As apurações indicam que o grupo, com a participação de mais três suspeitos, invadia residências, ameaçava os moradores para desocupar os imóveis e, após isso, efetuava a venda das propriedades. O modo de operação foi descrito pela PCDF como semelhante ao praticado por milícias que atuam no Rio de Janeiro, envolvendo invasões, intimidações e venda dos lotes.
Entre as acusações estão roubo de veículo, esbulho possessório, associação criminosa e ameaça. A corporação também investiga indícios de estelionato, já que parte do dinheiro das supostas vendas desaparecia após as transferências.
Segundo o inquérito, ao menos quatro pessoas foram identificadas como vítimas. Em 23 de fevereiro, por volta de 15h30, criminosos teriam invadido uma residência no Sol Nascente, expulsado o morador e levado a moto da vítima. Em outro caso, um lote foi vendido por R$ 30 mil a terceiros, mas a transferência ocorreu e o dinheiro não foi devolvido à vítima.

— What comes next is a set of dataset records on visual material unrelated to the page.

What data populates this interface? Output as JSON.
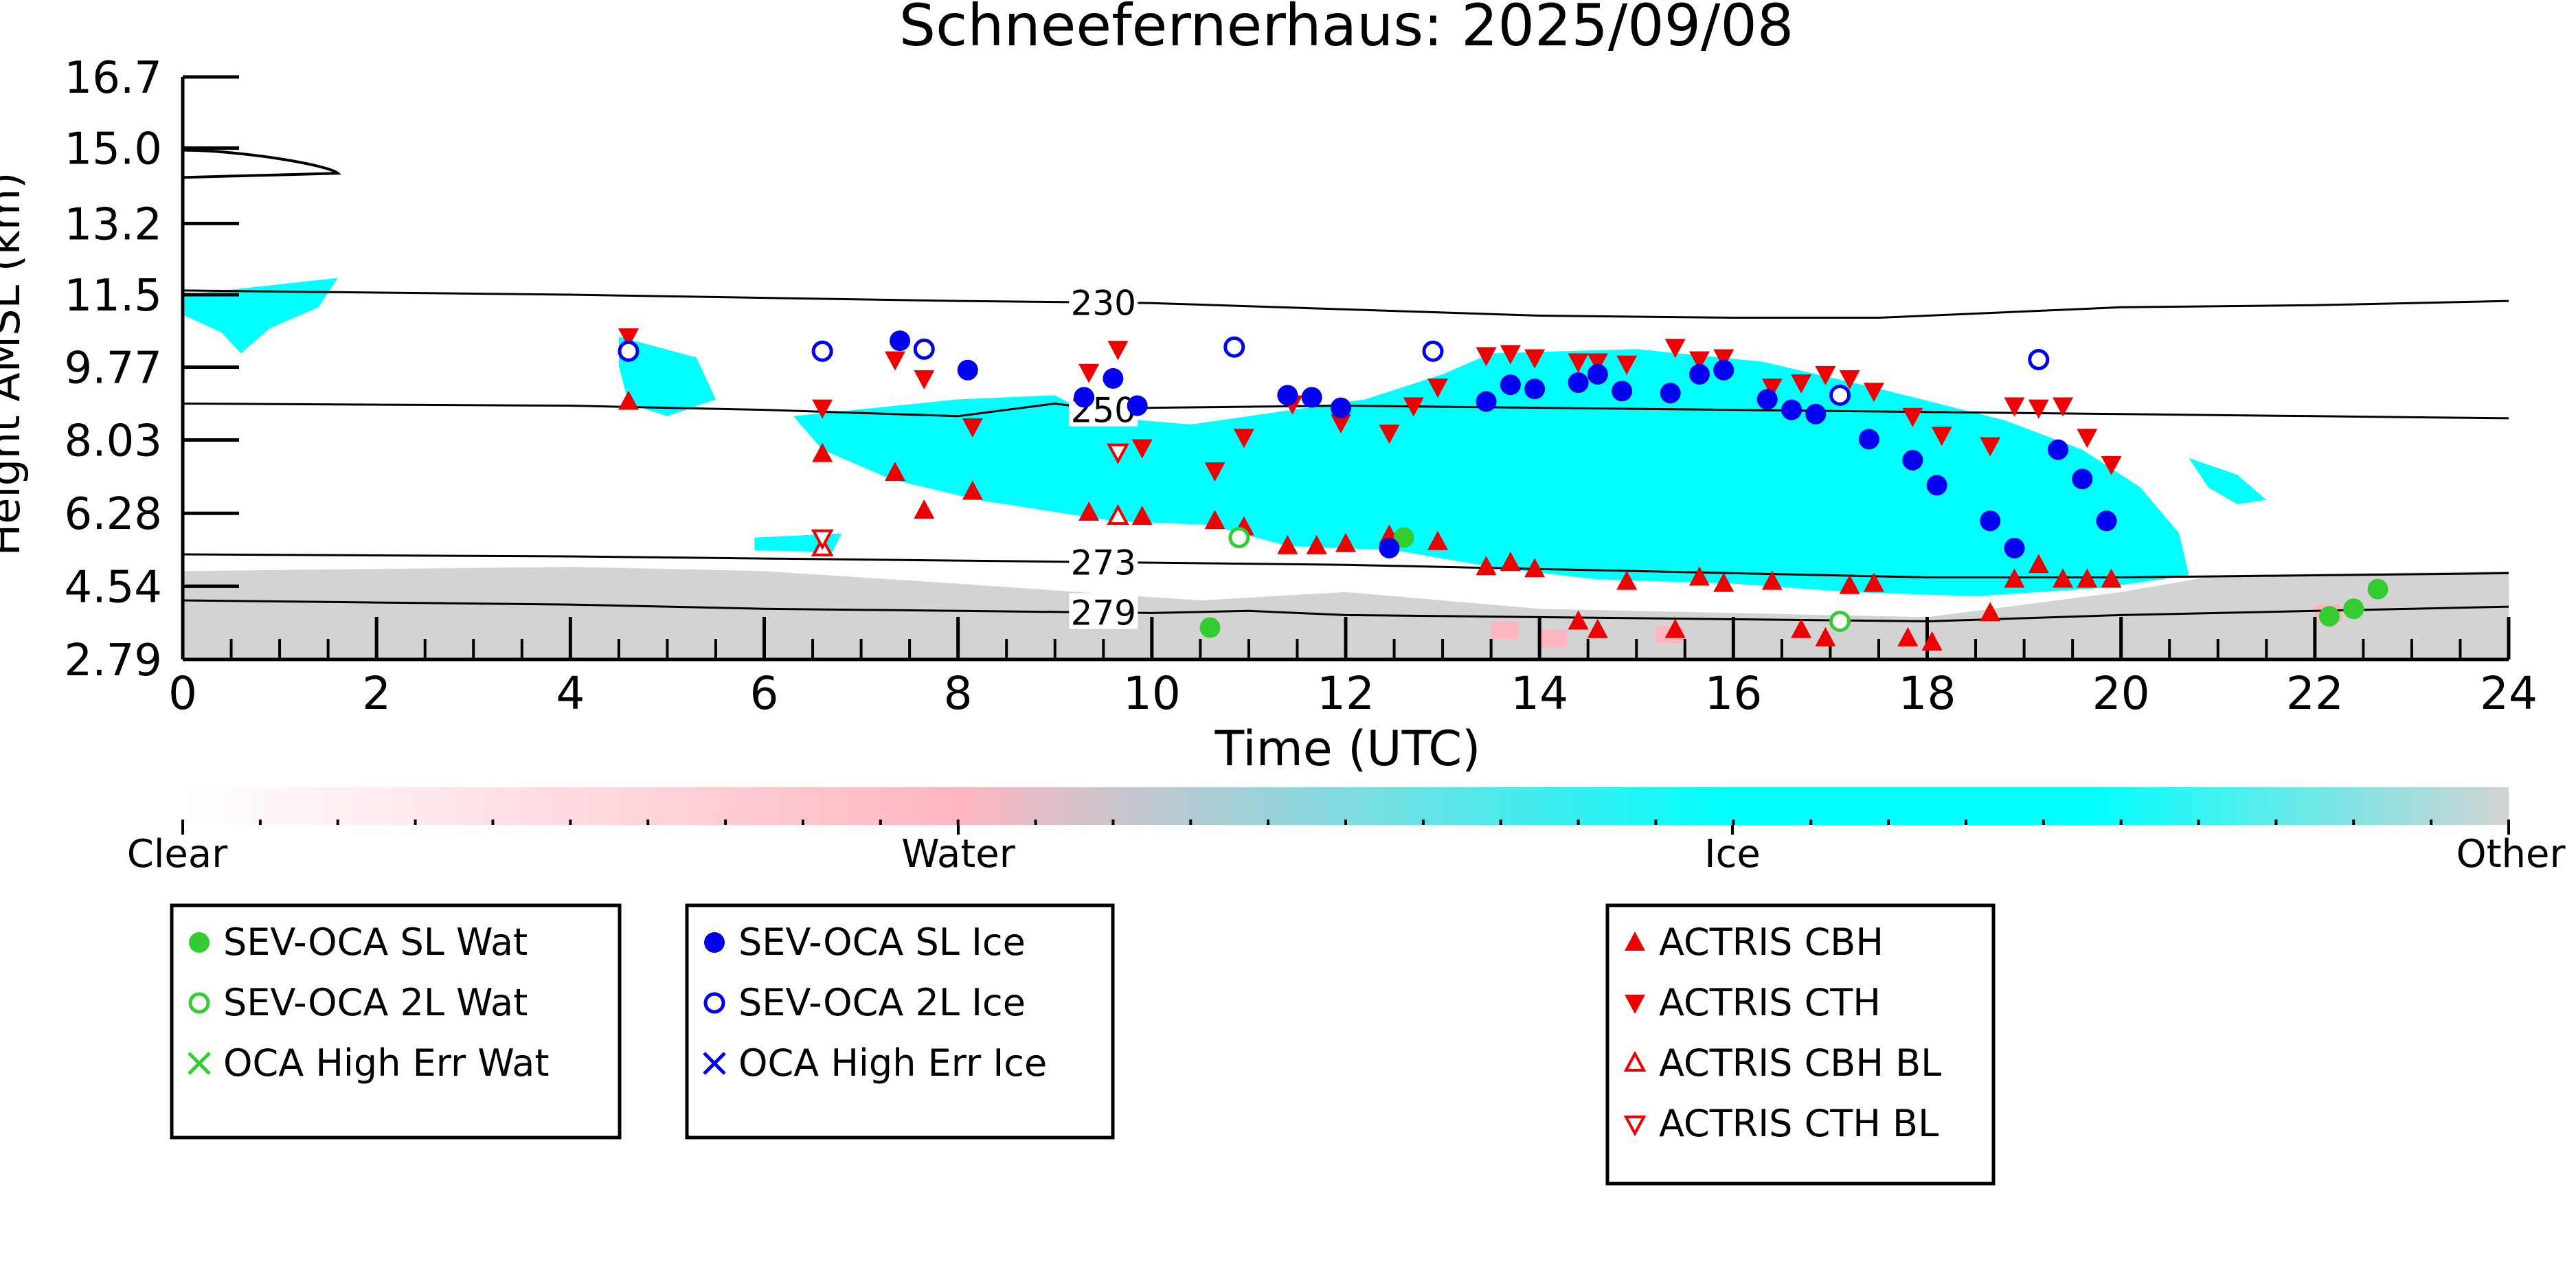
{
  "chart_data": {
    "type": "scatter",
    "title": "Schneefernerhaus: 2025/09/08",
    "xlabel": "Time (UTC)",
    "ylabel": "Height AMSL (km)",
    "xlim": [
      0,
      24
    ],
    "ylim": [
      2.79,
      16.7
    ],
    "x_ticks": [
      0,
      2,
      4,
      6,
      8,
      10,
      12,
      14,
      16,
      18,
      20,
      22,
      24
    ],
    "y_ticks": [
      "2.79",
      "4.54",
      "6.28",
      "8.03",
      "9.77",
      "11.5",
      "13.2",
      "15.0",
      "16.7"
    ],
    "colorbar": {
      "labels": [
        "Clear",
        "Water",
        "Ice",
        "Other"
      ],
      "colors": {
        "clear": "#ffffff",
        "water": "#ffb6c1",
        "ice": "#00ffff",
        "other": "#d3d3d3"
      }
    },
    "contours": [
      {
        "label": "230",
        "label_x": 9.5,
        "points": [
          [
            0,
            11.6
          ],
          [
            4,
            11.5
          ],
          [
            8,
            11.35
          ],
          [
            10,
            11.3
          ],
          [
            12,
            11.15
          ],
          [
            14,
            11.0
          ],
          [
            16,
            10.95
          ],
          [
            17.5,
            10.95
          ],
          [
            18.5,
            11.05
          ],
          [
            20,
            11.2
          ],
          [
            22,
            11.25
          ],
          [
            24,
            11.35
          ]
        ]
      },
      {
        "label": "250",
        "label_x": 9.5,
        "points": [
          [
            0,
            8.9
          ],
          [
            4,
            8.85
          ],
          [
            6,
            8.75
          ],
          [
            8,
            8.6
          ],
          [
            9,
            8.9
          ],
          [
            9.5,
            8.75
          ],
          [
            10,
            8.8
          ],
          [
            12,
            8.85
          ],
          [
            14,
            8.8
          ],
          [
            16,
            8.75
          ],
          [
            18,
            8.7
          ],
          [
            20,
            8.65
          ],
          [
            22,
            8.6
          ],
          [
            24,
            8.55
          ]
        ]
      },
      {
        "label": "273",
        "label_x": 9.5,
        "points": [
          [
            0,
            5.3
          ],
          [
            4,
            5.25
          ],
          [
            6,
            5.2
          ],
          [
            8,
            5.15
          ],
          [
            10,
            5.1
          ],
          [
            12,
            5.05
          ],
          [
            14,
            4.95
          ],
          [
            16,
            4.85
          ],
          [
            18,
            4.75
          ],
          [
            20,
            4.75
          ],
          [
            22,
            4.8
          ],
          [
            24,
            4.85
          ]
        ]
      },
      {
        "label": "279",
        "label_x": 9.5,
        "points": [
          [
            0,
            4.2
          ],
          [
            2,
            4.15
          ],
          [
            4,
            4.1
          ],
          [
            6,
            4.0
          ],
          [
            8,
            3.95
          ],
          [
            10,
            3.9
          ],
          [
            11,
            3.95
          ],
          [
            12,
            3.85
          ],
          [
            14,
            3.8
          ],
          [
            16,
            3.75
          ],
          [
            18,
            3.7
          ],
          [
            20,
            3.85
          ],
          [
            22,
            3.95
          ],
          [
            24,
            4.05
          ]
        ]
      }
    ],
    "series": [
      {
        "name": "SEV-OCA SL Wat",
        "color": "#33cc33",
        "marker": "filled-circle",
        "points": [
          [
            10.6,
            3.55
          ],
          [
            12.6,
            5.7
          ],
          [
            22.15,
            3.82
          ],
          [
            22.4,
            4.0
          ],
          [
            22.65,
            4.47
          ]
        ]
      },
      {
        "name": "SEV-OCA 2L Wat",
        "color": "#33cc33",
        "marker": "open-circle",
        "points": [
          [
            10.9,
            5.7
          ],
          [
            17.1,
            3.7
          ]
        ]
      },
      {
        "name": "OCA High Err Wat",
        "color": "#33cc33",
        "marker": "x",
        "points": []
      },
      {
        "name": "SEV-OCA SL Ice",
        "color": "#0000ee",
        "marker": "filled-circle",
        "points": [
          [
            7.4,
            10.4
          ],
          [
            8.1,
            9.7
          ],
          [
            9.3,
            9.05
          ],
          [
            9.6,
            9.5
          ],
          [
            9.85,
            8.85
          ],
          [
            11.4,
            9.1
          ],
          [
            11.65,
            9.05
          ],
          [
            11.95,
            8.8
          ],
          [
            12.45,
            5.45
          ],
          [
            13.45,
            8.95
          ],
          [
            13.7,
            9.35
          ],
          [
            13.95,
            9.25
          ],
          [
            14.4,
            9.4
          ],
          [
            14.6,
            9.6
          ],
          [
            14.85,
            9.2
          ],
          [
            15.35,
            9.15
          ],
          [
            15.65,
            9.6
          ],
          [
            15.9,
            9.7
          ],
          [
            16.35,
            9.0
          ],
          [
            16.6,
            8.75
          ],
          [
            16.85,
            8.65
          ],
          [
            17.4,
            8.05
          ],
          [
            17.85,
            7.55
          ],
          [
            18.1,
            6.95
          ],
          [
            18.65,
            6.1
          ],
          [
            18.9,
            5.45
          ],
          [
            19.35,
            7.8
          ],
          [
            19.6,
            7.1
          ],
          [
            19.85,
            6.1
          ]
        ]
      },
      {
        "name": "SEV-OCA 2L Ice",
        "color": "#0000ee",
        "marker": "open-circle",
        "points": [
          [
            4.6,
            10.15
          ],
          [
            6.6,
            10.15
          ],
          [
            7.65,
            10.2
          ],
          [
            10.85,
            10.25
          ],
          [
            12.9,
            10.15
          ],
          [
            17.1,
            9.1
          ],
          [
            19.15,
            9.95
          ]
        ]
      },
      {
        "name": "OCA High Err Ice",
        "color": "#0000ee",
        "marker": "x",
        "points": []
      },
      {
        "name": "ACTRIS CBH",
        "color": "#ee0000",
        "marker": "triangle-up",
        "points": [
          [
            4.6,
            8.95
          ],
          [
            6.6,
            7.7
          ],
          [
            7.35,
            7.25
          ],
          [
            7.65,
            6.35
          ],
          [
            8.15,
            6.8
          ],
          [
            9.35,
            6.3
          ],
          [
            9.9,
            6.2
          ],
          [
            10.65,
            6.1
          ],
          [
            10.95,
            5.95
          ],
          [
            11.4,
            5.5
          ],
          [
            11.7,
            5.5
          ],
          [
            12.0,
            5.55
          ],
          [
            12.45,
            5.75
          ],
          [
            12.95,
            5.6
          ],
          [
            13.45,
            5.0
          ],
          [
            13.7,
            5.1
          ],
          [
            13.95,
            4.95
          ],
          [
            14.4,
            3.7
          ],
          [
            14.6,
            3.5
          ],
          [
            14.9,
            4.65
          ],
          [
            15.4,
            3.5
          ],
          [
            15.65,
            4.75
          ],
          [
            15.9,
            4.6
          ],
          [
            16.4,
            4.65
          ],
          [
            16.7,
            3.5
          ],
          [
            16.95,
            3.3
          ],
          [
            17.2,
            4.55
          ],
          [
            17.45,
            4.6
          ],
          [
            17.8,
            3.3
          ],
          [
            18.05,
            3.2
          ],
          [
            18.65,
            3.9
          ],
          [
            18.9,
            4.7
          ],
          [
            19.15,
            5.05
          ],
          [
            19.4,
            4.7
          ],
          [
            19.65,
            4.7
          ],
          [
            19.9,
            4.7
          ]
        ]
      },
      {
        "name": "ACTRIS CTH",
        "color": "#ee0000",
        "marker": "triangle-down",
        "points": [
          [
            4.6,
            10.5
          ],
          [
            6.6,
            8.8
          ],
          [
            7.35,
            9.95
          ],
          [
            7.65,
            9.5
          ],
          [
            8.15,
            8.35
          ],
          [
            9.35,
            9.65
          ],
          [
            9.65,
            10.2
          ],
          [
            9.9,
            7.85
          ],
          [
            10.65,
            7.3
          ],
          [
            10.95,
            8.1
          ],
          [
            11.45,
            8.9
          ],
          [
            11.95,
            8.45
          ],
          [
            12.45,
            8.2
          ],
          [
            12.7,
            8.85
          ],
          [
            12.95,
            9.3
          ],
          [
            13.45,
            10.05
          ],
          [
            13.7,
            10.1
          ],
          [
            13.95,
            10.0
          ],
          [
            14.4,
            9.9
          ],
          [
            14.6,
            9.9
          ],
          [
            14.9,
            9.85
          ],
          [
            15.4,
            10.25
          ],
          [
            15.65,
            9.95
          ],
          [
            15.9,
            10.0
          ],
          [
            16.4,
            9.3
          ],
          [
            16.7,
            9.4
          ],
          [
            16.95,
            9.6
          ],
          [
            17.2,
            9.5
          ],
          [
            17.45,
            9.2
          ],
          [
            17.85,
            8.6
          ],
          [
            18.15,
            8.15
          ],
          [
            18.65,
            7.9
          ],
          [
            18.9,
            8.85
          ],
          [
            19.15,
            8.8
          ],
          [
            19.4,
            8.85
          ],
          [
            19.65,
            8.1
          ],
          [
            19.9,
            7.45
          ]
        ]
      },
      {
        "name": "ACTRIS CBH BL",
        "color": "#ee0000",
        "marker": "open-triangle-up",
        "points": [
          [
            6.6,
            5.45
          ],
          [
            9.65,
            6.2
          ]
        ]
      },
      {
        "name": "ACTRIS CTH BL",
        "color": "#ee0000",
        "marker": "open-triangle-down",
        "points": [
          [
            6.6,
            5.7
          ],
          [
            9.65,
            7.75
          ]
        ]
      }
    ],
    "legends": [
      [
        "SEV-OCA SL Wat",
        "SEV-OCA 2L Wat",
        "OCA High Err Wat"
      ],
      [
        "SEV-OCA SL Ice",
        "SEV-OCA 2L Ice",
        "OCA High Err Ice"
      ],
      [
        "ACTRIS CBH",
        "ACTRIS CTH",
        "ACTRIS CBH BL",
        "ACTRIS CTH BL"
      ]
    ]
  }
}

Ainda conforme as investigações, outra moradia da mesma rua teve a casa tomada por quatro homens armados, que ameaçaram o proprietário e o caseiro para que não retornassem. O líder da quadrilha chegou a vender a residência para terceiros por R$ 60 mil. Em novo episódio, uma vítima foi ameaçada com arma de fogo para deixar a própria casa e não retornar, com a fechadura da residência sendo trocada para impedir o acesso.
A operação que prendeu o líder recebeu o codinome Imperium, referenciando ações policiais de grande porte voltadas ao desmantelamento de facções criminosas. A PCDF informou que as investigações continuam para esclarecer a atuação da quadrilha, confirmar o número exato de vítimas e aprofundar as apurações sobre os golpes envolvendo a venda de imóveis.